A eleição do senador e ex-ministro José “Pepe” Mujica para a presidência do Uruguai é fato dos mais relevantes. Nossos irmãos uruguaios optaram pela continuidade de um de seus melhores governos, senão o melhor, realizado com competência administrativa e perspectiva histórica pelo presidente Tabaré Vasquez.

Mais que a vitória de um candidato de esquerda, os uruguaios sinalizaram ao continente a necessidade de que a estabilidade democrática, econômica e os avanços sociais conseguidos nos últimos cinco anos precisam e devem ser preservados. Assim, o ex-guerrilheiro, ex-prisioneiro da ditadura militar por oito anos, homem simples e do povo, pequeno agricultor e lutador das causas sociais, “Pepe” Mujica chega ao poder.
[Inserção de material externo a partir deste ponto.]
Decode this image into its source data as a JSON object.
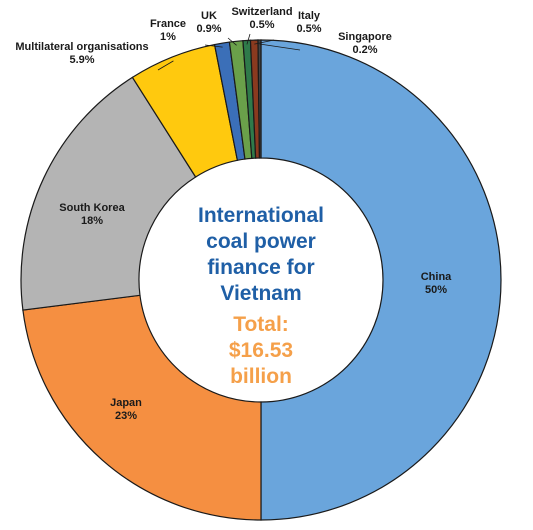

O Uruguai sempre foi um exemplo de estabilidade democrática, de conscientização política e, no início dos anos 70, com o “alto-golpe” do então presidente Bordaberry, mergulhou em uma ditadura militar que desfigurou a longa tradição legalista e constitucional do nosso parceiro no Mercosul. Milhares de desaparecidos políticos, quase um milhão de cidadãos saíram do país, a economia desabou. Temos tristes que o Uruguai não que mais vivenciar.
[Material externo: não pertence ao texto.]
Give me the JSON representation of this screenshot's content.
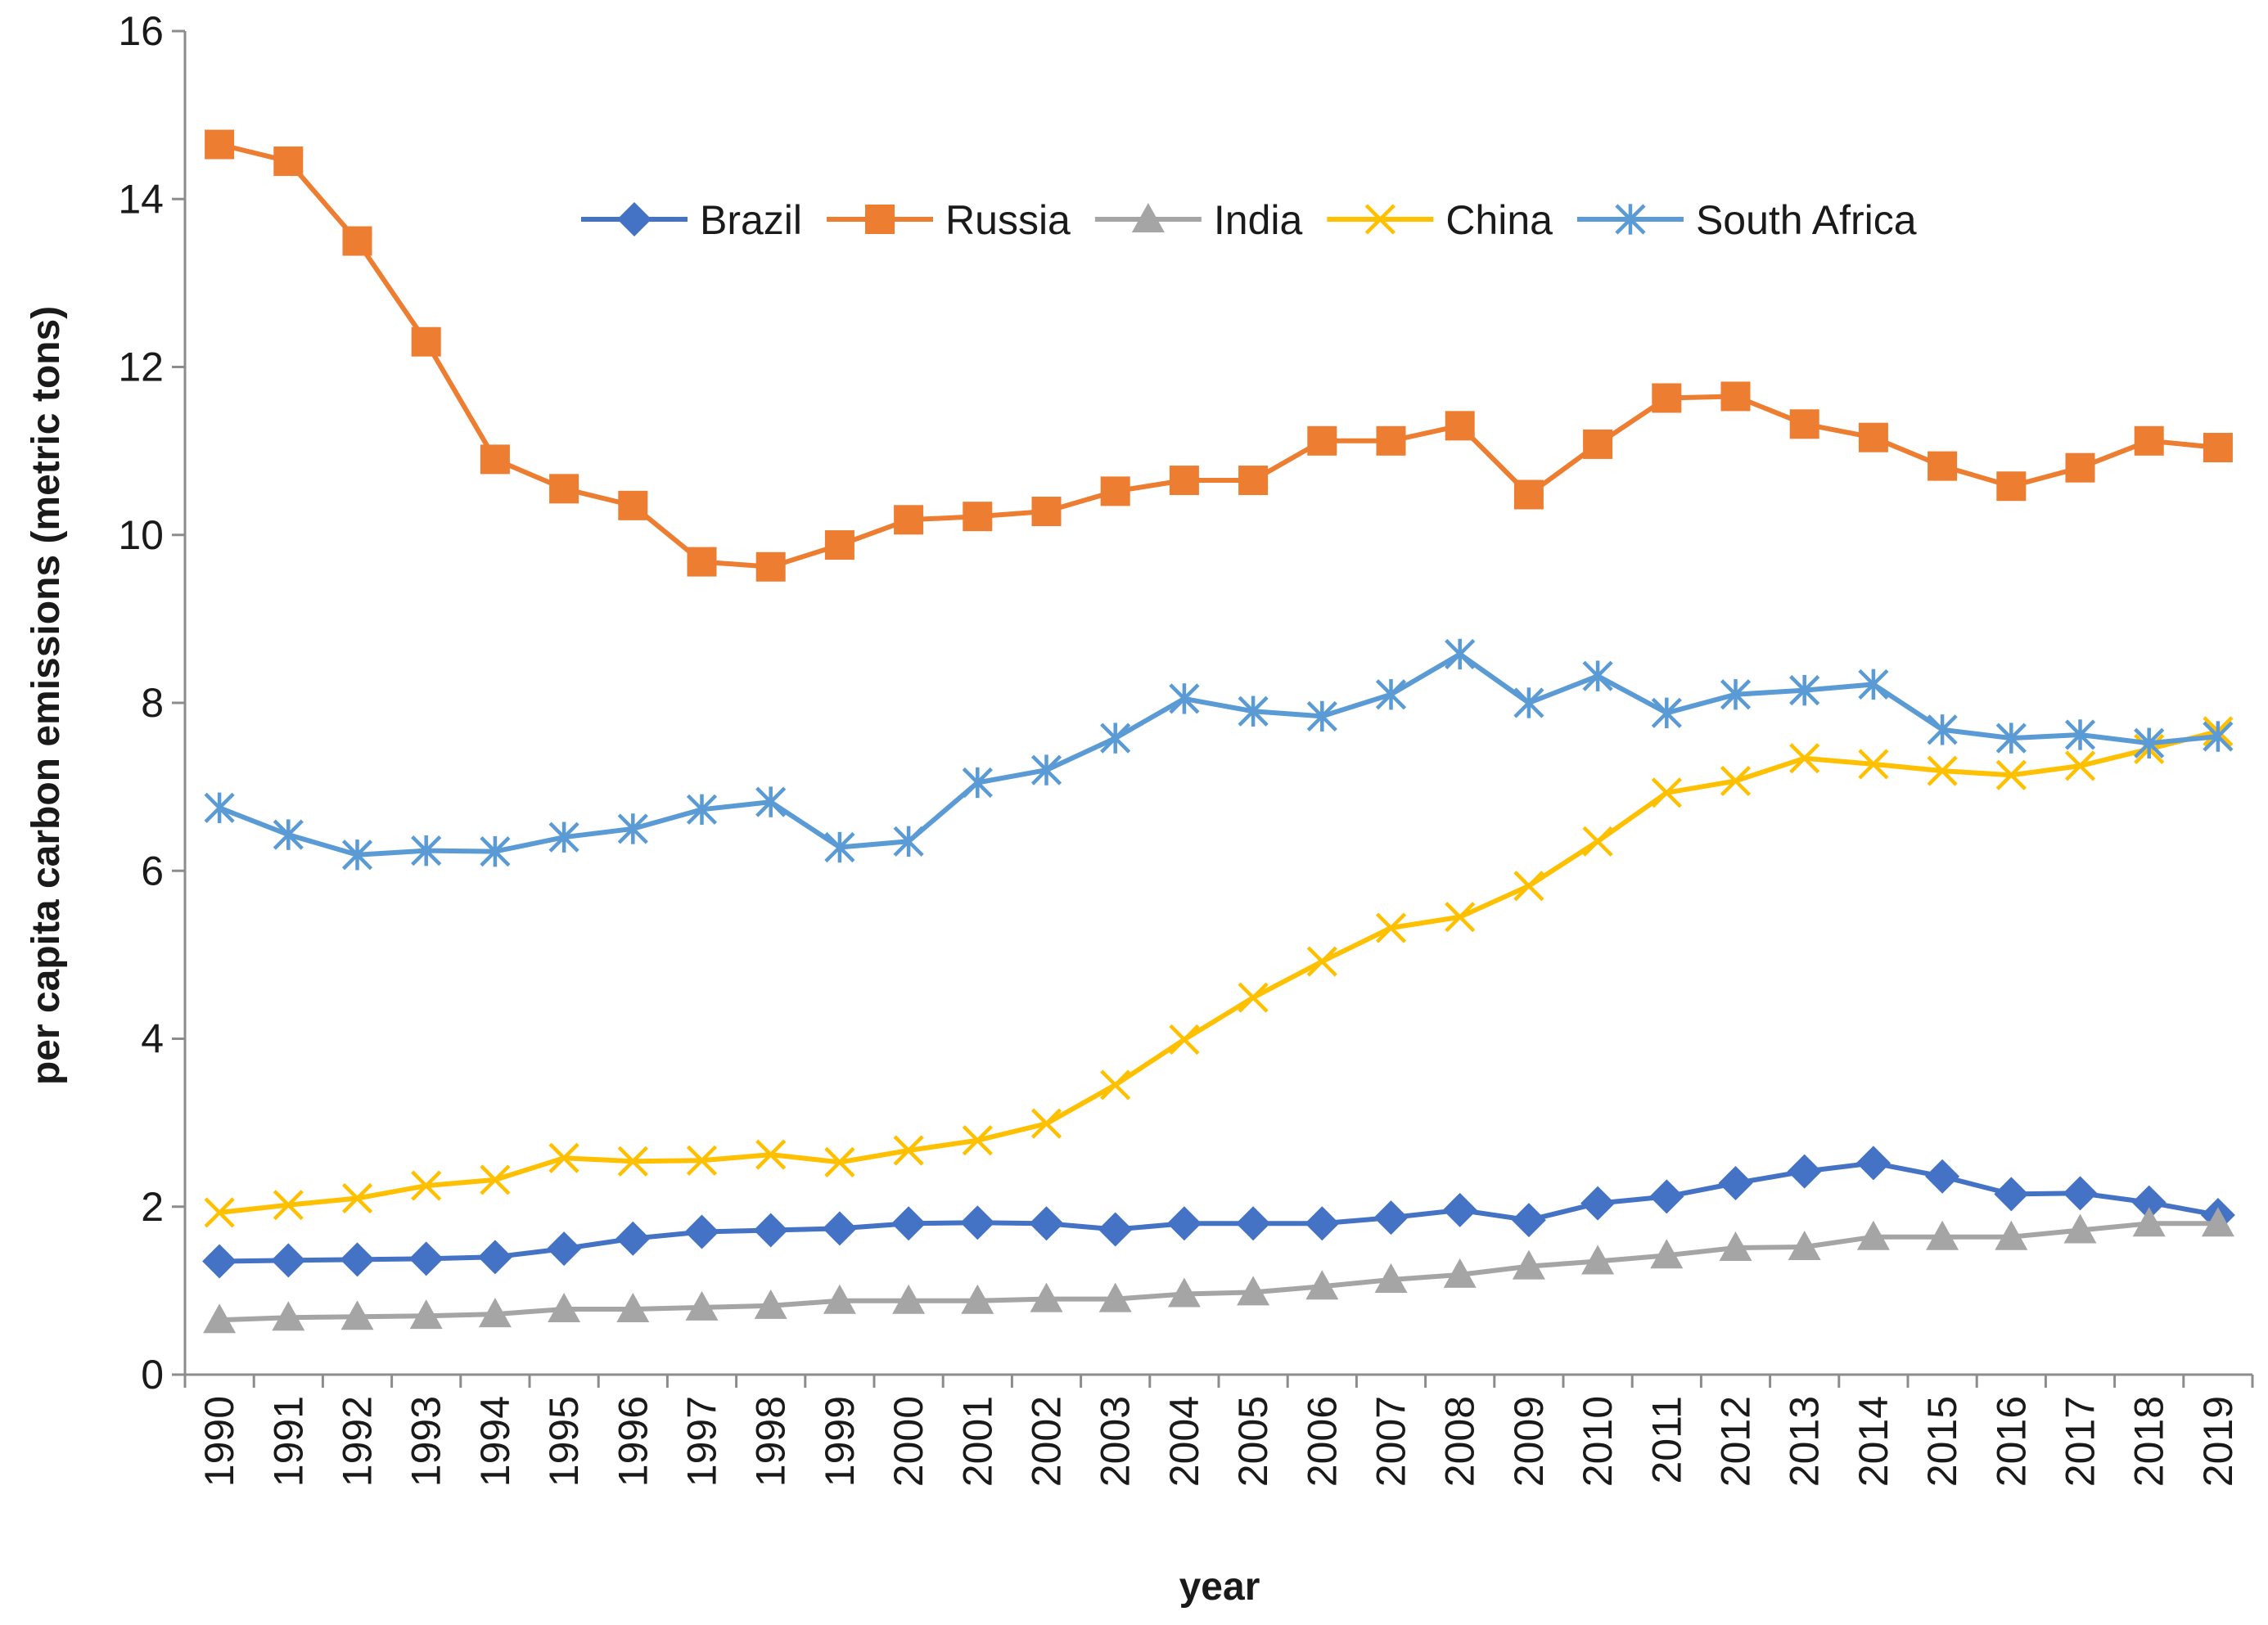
{
  "chart_data": {
    "type": "line",
    "title": "",
    "xlabel": "year",
    "ylabel": "per capita carbon emissions (metric tons)",
    "ylim": [
      0,
      16
    ],
    "yticks": [
      0,
      2,
      4,
      6,
      8,
      10,
      12,
      14,
      16
    ],
    "categories": [
      "1990",
      "1991",
      "1992",
      "1993",
      "1994",
      "1995",
      "1996",
      "1997",
      "1998",
      "1999",
      "2000",
      "2001",
      "2002",
      "2003",
      "2004",
      "2005",
      "2006",
      "2007",
      "2008",
      "2009",
      "2010",
      "2011",
      "2012",
      "2013",
      "2014",
      "2015",
      "2016",
      "2017",
      "2018",
      "2019"
    ],
    "grid": false,
    "legend_position": "top-right",
    "series": [
      {
        "name": "Brazil",
        "color": "#4472C4",
        "marker": "diamond",
        "values": [
          1.35,
          1.36,
          1.37,
          1.38,
          1.4,
          1.5,
          1.62,
          1.7,
          1.72,
          1.74,
          1.8,
          1.81,
          1.8,
          1.73,
          1.8,
          1.8,
          1.8,
          1.87,
          1.96,
          1.84,
          2.04,
          2.12,
          2.28,
          2.42,
          2.52,
          2.36,
          2.15,
          2.16,
          2.05,
          1.9
        ]
      },
      {
        "name": "Russia",
        "color": "#ED7D31",
        "marker": "square",
        "values": [
          14.65,
          14.45,
          13.5,
          12.3,
          10.9,
          10.55,
          10.35,
          9.68,
          9.62,
          9.88,
          10.18,
          10.22,
          10.28,
          10.52,
          10.65,
          10.65,
          11.12,
          11.12,
          11.3,
          10.48,
          11.08,
          11.63,
          11.65,
          11.32,
          11.16,
          10.82,
          10.58,
          10.8,
          11.12,
          11.04
        ]
      },
      {
        "name": "India",
        "color": "#A5A5A5",
        "marker": "triangle",
        "values": [
          0.65,
          0.68,
          0.69,
          0.7,
          0.72,
          0.78,
          0.78,
          0.8,
          0.82,
          0.88,
          0.88,
          0.88,
          0.9,
          0.9,
          0.96,
          0.98,
          1.05,
          1.13,
          1.19,
          1.29,
          1.35,
          1.42,
          1.51,
          1.52,
          1.64,
          1.64,
          1.64,
          1.72,
          1.8,
          1.8
        ]
      },
      {
        "name": "China",
        "color": "#FFC000",
        "marker": "x",
        "values": [
          1.93,
          2.02,
          2.1,
          2.25,
          2.32,
          2.58,
          2.54,
          2.55,
          2.62,
          2.53,
          2.67,
          2.79,
          2.99,
          3.45,
          3.99,
          4.49,
          4.92,
          5.32,
          5.45,
          5.82,
          6.35,
          6.93,
          7.07,
          7.34,
          7.27,
          7.19,
          7.14,
          7.25,
          7.45,
          7.66
        ]
      },
      {
        "name": "South Africa",
        "color": "#5B9BD5",
        "marker": "asterisk",
        "values": [
          6.75,
          6.43,
          6.19,
          6.24,
          6.23,
          6.4,
          6.5,
          6.73,
          6.82,
          6.28,
          6.35,
          7.05,
          7.2,
          7.58,
          8.05,
          7.9,
          7.84,
          8.1,
          8.58,
          8.0,
          8.32,
          7.88,
          8.1,
          8.15,
          8.22,
          7.68,
          7.58,
          7.62,
          7.52,
          7.6
        ]
      }
    ]
  }
}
Agora, depois de um governo vitorioso, quando Tabaré Vasquez atinge mais de 80% de aprovação popular, os uruguaios entregam a José Mujica a tarefa de continuar o trabalho que recuperou a dignidade nacional, avançou nas questões sociais, trouxe a estabilidade econômica e o desenvolvimento.

Do Brasil, um forte abraço ao companheiro “Pepe”, homem simples, direto, idealista e despreendido, a quem nossos irmãos do Uruguai confiaram os próximos cinco anos da vida nacional.